Gadis itu menundukkan kepalanya. Dalam hati merutuki kebodohan yang ia lakukan. Ternyata memang dia tidak berbakat menjadi seorang detektif. Ah! Tamat sudah riwayatnya sampai di sini. Apa yang harus ia katakan? Bahkan lidahnya mendadak kelu, tidak satu kosakata pun keluar atau pun sekedar melintas di otaknya.
Ya Tuhan! Apa yang harus hamba lakukan?
"Al, kamu ngobrol sama siapa, si?"
Anneta sontak mengangkat wajahnya dan tersenyum kikuk ke arah Alana, yang saat ini menatapnya dengan raut wajah bingung.
"Anneta?

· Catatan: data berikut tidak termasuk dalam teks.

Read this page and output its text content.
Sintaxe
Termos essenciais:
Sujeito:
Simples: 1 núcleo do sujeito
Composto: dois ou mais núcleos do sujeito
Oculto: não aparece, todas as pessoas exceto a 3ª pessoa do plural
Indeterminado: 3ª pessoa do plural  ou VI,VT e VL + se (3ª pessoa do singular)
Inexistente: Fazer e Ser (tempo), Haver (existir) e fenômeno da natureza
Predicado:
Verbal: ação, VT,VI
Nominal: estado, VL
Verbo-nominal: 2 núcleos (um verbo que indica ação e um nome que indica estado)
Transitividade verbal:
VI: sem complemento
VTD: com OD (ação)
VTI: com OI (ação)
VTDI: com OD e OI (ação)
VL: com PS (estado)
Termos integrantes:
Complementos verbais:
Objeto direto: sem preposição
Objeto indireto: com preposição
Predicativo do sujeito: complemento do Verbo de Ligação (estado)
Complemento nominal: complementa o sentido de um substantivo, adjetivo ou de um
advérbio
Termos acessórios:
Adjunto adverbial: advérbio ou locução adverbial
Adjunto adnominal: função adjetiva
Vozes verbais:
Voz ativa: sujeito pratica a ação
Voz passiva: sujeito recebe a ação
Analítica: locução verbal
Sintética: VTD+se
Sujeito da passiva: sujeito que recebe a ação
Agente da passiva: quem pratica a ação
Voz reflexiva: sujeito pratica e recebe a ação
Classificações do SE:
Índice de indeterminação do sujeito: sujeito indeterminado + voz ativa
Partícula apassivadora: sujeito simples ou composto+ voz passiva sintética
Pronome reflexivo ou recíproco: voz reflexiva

Kok kamu bisa di sini?" tanyanya dengan senyuman cantiknya. Matanya mengamati dua orang itu secara bergantian. Sepertinya kecurigaannya memang benar, kedua orang ini memang sudah saling mengenal. Dan jika melihat tatapan Alfian, sepertinya mereka memiliki hubungan yang kurang baik.
"Emm, ya udah kita pergi sekarang aja, yuk! Keburu kelewat jam makan siangnya," lanjut Alana cepat saat menyadari bahwa gadis di depannya ini sedang bingung mencari-cari alasan. Lalu bibirnya tersenyum ketika mendengar satu helaan napas lega yang lolos dari bibir tipis Anneta. Alfian pergi begitu saja tanpa bersuara.
"Kamu mau bareng kita?"
Anneta menggeleng, "Aku bawa motor, Kak! Kak Alana duluan aja. Nanti aku nyusul."
"Oke, aku tunggu, ya!"
Anneta kembali menganggukkan kepala dengan senyuman tipisnya. Dalam hati merapalkan berkali-kali rasa syukur karena Alana datang bak dewa penolong baginya. Kalau tidak, entah apa yang akan terjadi padanya saat ini. Mungkin sudah pingsan atau membeku di tempat karena tatapan dingin yang terus menerus Alfian lesatkan padanya.
***
"Apa? Office girl? Al, kamu yang bener aja! Masak gadis cantik kayak gini jadi office girl?" kata Alana saat mendengarkan pengakuan dari Anneta bahwa dia dan Alfian memang sudah saling mengenal. Dan juga menceritakan bahwa dia kini berkerja di kantor laki-laki itu.
Alfian tidak merespon sedikitpun, dia hanya mendengus kasar sembari melempar pandangannya ke arah lain.
"Neta, kamu pindah kerja di butik aku aja, ya?"
Mata Anneta langsung berbinar mendengar tawaran itu.
"Aku kebetulan lagi butuh model untuk baju-baju baru aku. Temanya cocok deh sama kamu," kata Alana sembari meneliti kembali wajah cantik dan juga tubuh Anneta yang sebenarnya tidak terlalu tinggi, tapi juga tidak terlalu pendek untuk ukuran seorang gadis.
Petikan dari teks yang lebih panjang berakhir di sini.